Creative Green Design director Tous Saphoeun declined to comment.
An architectural map of unknown origin previously seen by reporters put the development — which would be built on landfill in the sea — at nearly 4,000 hectares.
Sophat said he had seen parts of a presentation based on preliminary findings of the environmental and social impact assessment. These showed that 47% of the fishing grounds of Kampot’s Trapeang Sangke community would be affected by the development, as would 78% of the area for Kep’s Phum Thmei community. The impacts on the other three nearby communities would fall somewhere in between those levels, he said.

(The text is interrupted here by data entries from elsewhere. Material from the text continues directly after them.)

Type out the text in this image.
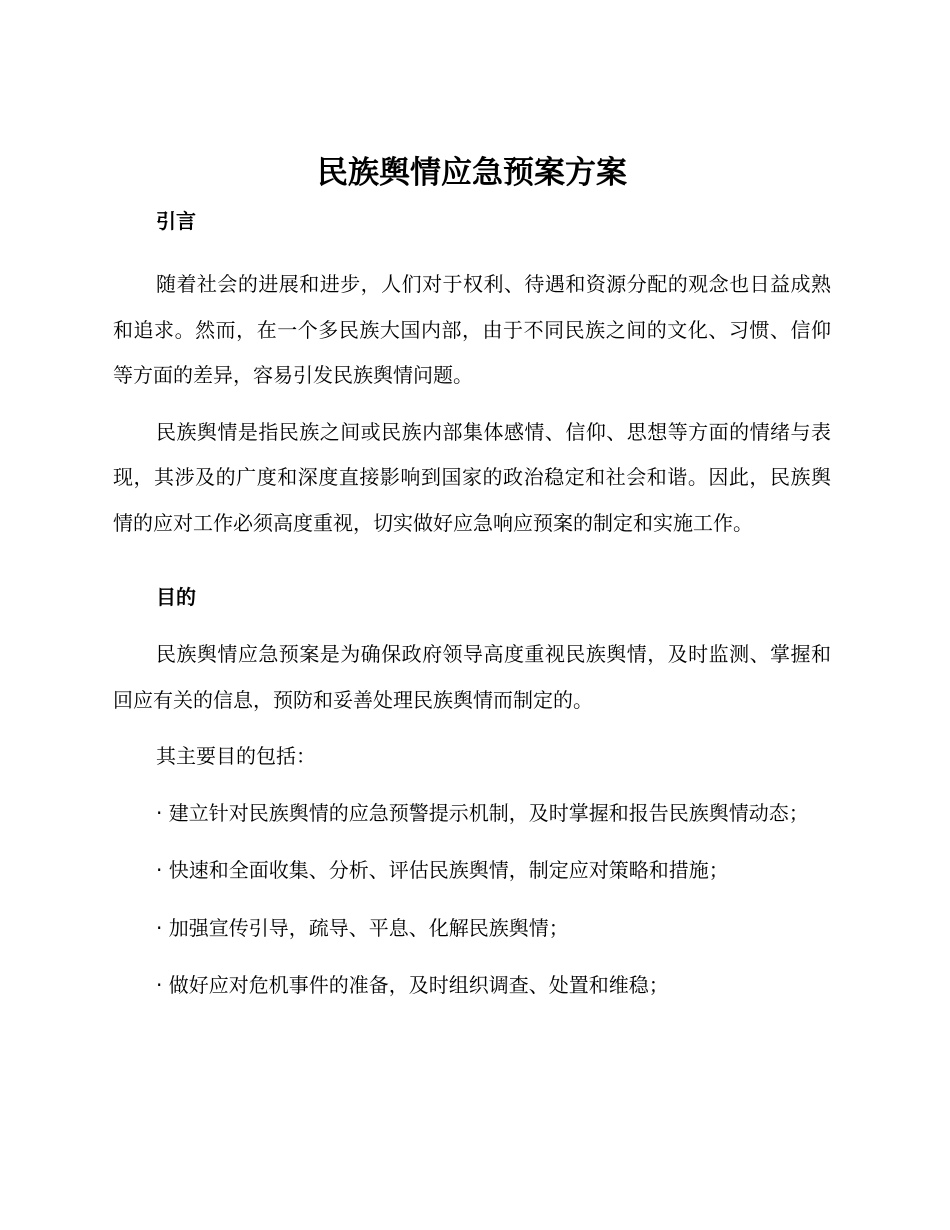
民族舆情应急预案方案
引言

随着社会的进展和进步，人们对于权利、待遇和资源分配的观念也日益成熟和追求。然而，在一个多民族大国内部，由于不同民族之间的文化、习惯、信仰等方面的差异，容易引发民族舆情问题。

民族舆情是指民族之间或民族内部集体感情、信仰、思想等方面的情绪与表现，其涉及的广度和深度直接影响到国家的政治稳定和社会和谐。因此，民族舆情的应对工作必须高度重视，切实做好应急响应预案的制定和实施工作。

目的

民族舆情应急预案是为确保政府领导高度重视民族舆情，及时监测、掌握和回应有关的信息，预防和妥善处理民族舆情而制定的。

其主要目的包括：

· 建立针对民族舆情的应急预警提示机制，及时掌握和报告民族舆情动态；
· 快速和全面收集、分析、评估民族舆情，制定应对策略和措施；
· 加强宣传引导，疏导、平息、化解民族舆情；
· 做好应对危机事件的准备，及时组织调查、处置和维稳；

Sen Nos, deputy head of the Trapeang Sangke fishing community, said local residents had opposed the development, as it would seriously diminish fishers’ livelihoods.
“There would be huge impacts, especially jobs. Fishermen with low education only know how to fish to feed their children,” Nos said. “But whether we win or not, if the government wants to develop it, then it would be decided that way. If the Omni company develops it, the people will be the most affected.”
The Trapeang Lpov Prek Treng fisheries community is not one of the five under immediate threat of disruption from Omni’s development, but deputy chief Tith Rin said his community, further west in Kampot, was also in line to lose out from a separate sea-filling project, Ching Kor.
“When they develop, they pour soil into it, affecting marine resources such as corals, seagrass, mangrove forests, biodiversity of all kinds,” Rin said.
Kampot provincial governor Mao Thonin hung up on a reporter. Toek Chhou district governor Nak Sovannary and Kep provincial governor Som Pith did not pick up. Omni could not be reached through a phone number listed with the Commerce Ministry.
Fishing communities were introduced in 2005, giving “Khmer citizens” the right to jointly establish fishing areas where they live to improve their management. Such communities can be canceled if the government deems “another purpose provides higher public and social benefit” to the country. CCHR says the destruction of community fisheries without adequate consent or consultation would amount to breaches of several international rights.